I am absolutely new to AI/ML and need some guidance/direction.
Every "New to AI, try this" guide I find ends up going down a path that isn't right for the project I'm working on - or convoluted with so many terms I need to look up, I get rather frustrated. Maybe I'm too old to learn/use AI? Anyway . . .
This is my project, and any guidance, pointers, help would be super appreciated. I'm working on a job aggregator. I have a simple web crawler that goes to a url, fetches the HTML, cleans a lot of the text and structure, and outputs the content of the job posting.
I then go in manually, look at that simplified HTML and extract the actual job description (vs Company description, benefits, other stuff on a job posting) to be used in another database. I use the exact wording, straight copy and paste, no summarization or interpretation.
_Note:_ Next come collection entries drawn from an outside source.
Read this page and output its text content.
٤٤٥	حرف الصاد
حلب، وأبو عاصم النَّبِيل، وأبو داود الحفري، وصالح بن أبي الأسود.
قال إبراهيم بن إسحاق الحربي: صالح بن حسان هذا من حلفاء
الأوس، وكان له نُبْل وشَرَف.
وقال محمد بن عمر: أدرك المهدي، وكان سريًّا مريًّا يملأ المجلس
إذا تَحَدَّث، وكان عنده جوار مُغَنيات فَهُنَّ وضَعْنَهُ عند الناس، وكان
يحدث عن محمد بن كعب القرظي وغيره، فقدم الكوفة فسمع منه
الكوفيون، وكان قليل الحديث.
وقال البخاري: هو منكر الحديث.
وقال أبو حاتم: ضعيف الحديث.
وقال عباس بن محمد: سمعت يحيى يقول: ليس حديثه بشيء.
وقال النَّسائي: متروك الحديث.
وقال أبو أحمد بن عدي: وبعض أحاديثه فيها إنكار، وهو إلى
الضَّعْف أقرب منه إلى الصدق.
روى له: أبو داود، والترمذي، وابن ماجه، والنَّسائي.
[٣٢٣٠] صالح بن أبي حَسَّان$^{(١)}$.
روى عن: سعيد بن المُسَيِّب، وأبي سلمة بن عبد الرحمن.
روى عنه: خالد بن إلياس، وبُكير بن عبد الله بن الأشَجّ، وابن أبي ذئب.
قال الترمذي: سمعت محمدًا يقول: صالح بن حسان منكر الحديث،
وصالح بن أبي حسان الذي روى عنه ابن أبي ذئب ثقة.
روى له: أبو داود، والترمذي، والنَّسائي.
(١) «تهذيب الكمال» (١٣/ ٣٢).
I have about 400 data points in a database that look like this:
job_site: "COMPANY_NAME",
raw_html: "Job TitleThis is what we doWe are looking for someone who"
job_description: "We are looking for someone who"
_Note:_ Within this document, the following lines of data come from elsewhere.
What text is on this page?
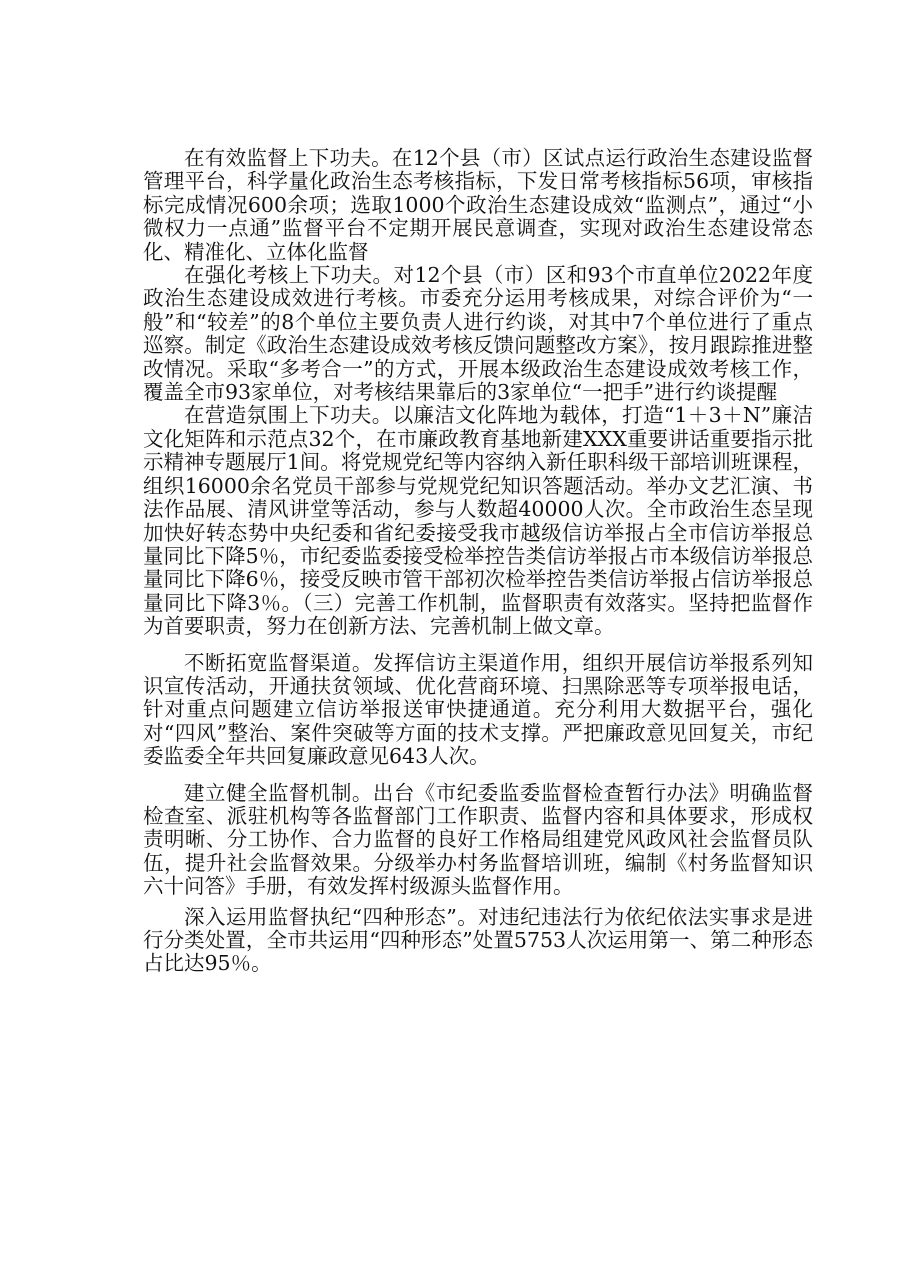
在有效监督上下功夫。在12个县（市）区试点运行政治生态建设监督管理平台，科学量化政治生态考核指标，下发日常考核指标56项，审核指标完成情况600余项；选取1000个政治生态建设成效“监测点”，通过“小微权力一点通”监督平台不定期开展民意调查，实现对政治生态建设常态化、精准化、立体化监督

在强化考核上下功夫。对12个县（市）区和93个市直单位2022年度政治生态建设成效进行考核。市委充分运用考核成果，对综合评价为“一般”和“较差”的8个单位主要负责人进行约谈，对其中7个单位进行了重点巡察。制定《政治生态建设成效考核反馈问题整改方案》，按月跟踪推进整改情况。采取“多考合一”的方式，开展本级政治生态建设成效考核工作，覆盖全市93家单位，对考核结果靠后的3家单位“一把手”进行约谈提醒

在营造氛围上下功夫。以廉洁文化阵地为载体，打造“1＋3＋N”廉洁文化矩阵和示范点32个，在市廉政教育基地新建XXX重要讲话重要指示批示精神专题展厅1间。将党规党纪等内容纳入新任职科级干部培训班课程，组织16000余名党员干部参与党规党纪知识答题活动。举办文艺汇演、书法作品展、清风讲堂等活动，参与人数超40000人次。全市政治生态呈现加快好转态势中央纪委和省纪委接受我市越级信访举报占全市信访举报总量同比下降5％，市纪委监委接受检举控告类信访举报占市本级信访举报总量同比下降6％，接受反映市管干部初次检举控告类信访举报占信访举报总量同比下降3％。（三）完善工作机制，监督职责有效落实。坚持把监督作为首要职责，努力在创新方法、完善机制上做文章。

不断拓宽监督渠道。发挥信访主渠道作用，组织开展信访举报系列知识宣传活动，开通扶贫领域、优化营商环境、扫黑除恶等专项举报电话，针对重点问题建立信访举报送审快捷通道。充分利用大数据平台，强化对“四风”整治、案件突破等方面的技术支撑。严把廉政意见回复关，市纪委监委全年共回复廉政意见643人次。

建立健全监督机制。出台《市纪委监委监督检查暂行办法》明确监督检查室、派驻机构等各监督部门工作职责、监督内容和具体要求，形成权责明晰、分工协作、合力监督的良好工作格局组建党风政风社会监督员队伍，提升社会监督效果。分级举办村务监督培训班，编制《村务监督知识六十问答》手册，有效发挥村级源头监督作用。

深入运用监督执纪“四种形态”。对违纪违法行为依纪依法实事求是进行分类处置，全市共运用“四种形态”处置5753人次运用第一、第二种形态占比达95％。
That I've manually extracted. I feel like I can use that as training data to do some form of text . . . extraction ?? . . . from an html document. But I don't have any clue on where to start
Thanks for this! I'll start learning!
A friend mentioned I should start with a pre-trained model because 400 (and growing 50ish / week with my crawler) is just not nearly enough. Then do continued learning on that pre-trained model. Does that sound right?